Rollin' with Nolan
Now that we can almost assuredly welcome back Mike Nolan, ex- of Dan Reeves' staff, it would behoove all of us--even the shoeless slavering Missourians--to know a little bit more about the guy.
After all, he's only responsible for turning the moldy chicken shit pie of the Bronco D into something resembling a fresh-baked cruller by next fall. To succeed he'll require players, support from his head coach and media apologists ready to explain away his every failing. We're ready to step into that breach, so cue the House lights, after the jump!
I was listening, as is my wont, to Sandy Clough this afternoon. He was openly scornful of the idea of Nolan as the head defensive guy, especially in comparison to Dom Capers--who thrills me in the same way that holding my dick in a glass of ice water for 15 minutes might. All I could think was, why? Hasn't Nolan been pretty good, over the course of his career?
Rather than dig up my own evidence, allow me to present an excerpt of a piece by Pete Dougherty of the Green Bay Press-Gazette:
"Nolan also has appeal because though he prefers to run a 3-4 defense, he’s also worked in the 4-3 and mixed that in extensively as coach of the 49ers. In his first season with San Francisco, the 49ers ran mostly a 4-3 and gradually evolved into primarily a 3-4 defense over his three-plus seasons with the team. McCarthy also might prefer a slower transition to the 3-4, because the Packers’ roster is built to play a 4-3, and switching to primarily a 3-4 in one offseason could be difficult and require major changes in personnel.
“He’s good now. He’s smart,” said the scout who’s familiar with Nolan. “He can run 3-4, 4-3, he knows it all. It depends on what personnel you have. He’ll do whatever, morph to whatever. He’ll use your players to their strengths. He’s smart that way.”
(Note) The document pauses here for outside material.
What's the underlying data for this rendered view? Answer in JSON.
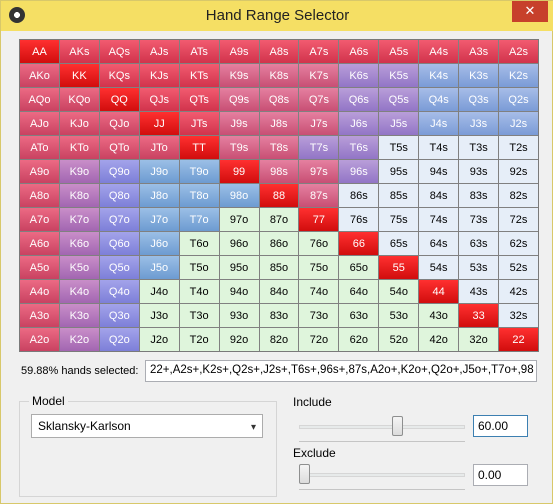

Nolan has had some ups and downs as a defensive coordinator in the NFL but became the 49ers’ head coach largely on the strength of his performance as Baltimore’s defensive coordinator from 2002 to 2004. In his first season, he took over a Ravens defense gutted by a roster purge, and it finished only No. 22 in yards allowed and No. 19 in points allowed. But his defense finished No. 3 in yards and No. 6 in points in ’03, and Nos. 6 in both in ’04.
Before that, Nolan had the difficult job of replacing Bill Belichick as the New York Jets’ defensive coordinator in 2000. He essentially ran Belichick’s version of the 3-4 and improved the Jets ranking in yards allowed from the previous season (No. 21 in ’99 to No. 11 in 2000) and dropped slightly in points allowed (from No. 9 in ’99 to No. 13 in ’00). That offseason, though, Jets coach Al Groh left to become head coach at Virginia, and new coach Herm Edwards fired Nolan and most of the rest of the coaching staff.
Nolan’s most controversial stint as defensive coordinator, though, came with Washington from 1997 through 1999, after four generally successful seasons as the Giants’ defensive coordinator pegged him as a future head coach. Nolan’s first two seasons with Washington produced a solid performance in ’97, when his defense ranked No. 16 in yards allowed and No. 8 in points, and a bad year in ’98, when it ranked Nos. 24 and 28 respectively.
Then in 1999, brash neophyte Daniel Snyder purchased the team, and when Nolan’s defense struggled — it finished the season ranked No. 30 in yards and No. 24 in points — Snyder went after his defensive coordinator. The first-year NFL owner considered Nolan’s defenses vanilla, twice had ice cream delivered to Nolan’s office to hammer home the point, and after the 10-6 season, fired Nolan.
Nolan caught on as Baltimore’s receivers coach in ’01 — the only season he’s coached offense — then became defensive coordinator in 2002. The Ravens had won the Super Bowl in the 2000 season with one of the best defenses in NFL history, finished 10-6 in 2001, then had a roster makeover because salary-cap and age issues. Among the players the Ravens lost going into 2002 were defensive tackle duo Sam Adams and Tony Siragusa, linebacker Jamie Sharper, safety Rod Woodson, defensive end Rob Burnett and cornerback Duane Starks. Nolan’s defense finished that season No. 22 in yards allowed and No. 19 in points allowed, before finishing in the top six in both categories the next two years."
Hope you made it all the way through that. Seriously, Snyder had ice cream delivered to his office? What a cartoonish dickface.
The upshot, if you skipped down below, is that Nolan may not have the sexiest coachin' legs of the candidates out there, but he's at least capable of coaching a middle-of-the-pack defense. Which would be a vast improvement.
1 comments:
I don't know what's more insulting: having ice cream twice delivered to your office during a 10-6 season, or getting fired by Herman Edwards. Personally, I'll take delivered frozen vanilla beans twice per loss as opposed to dealing with the alternative.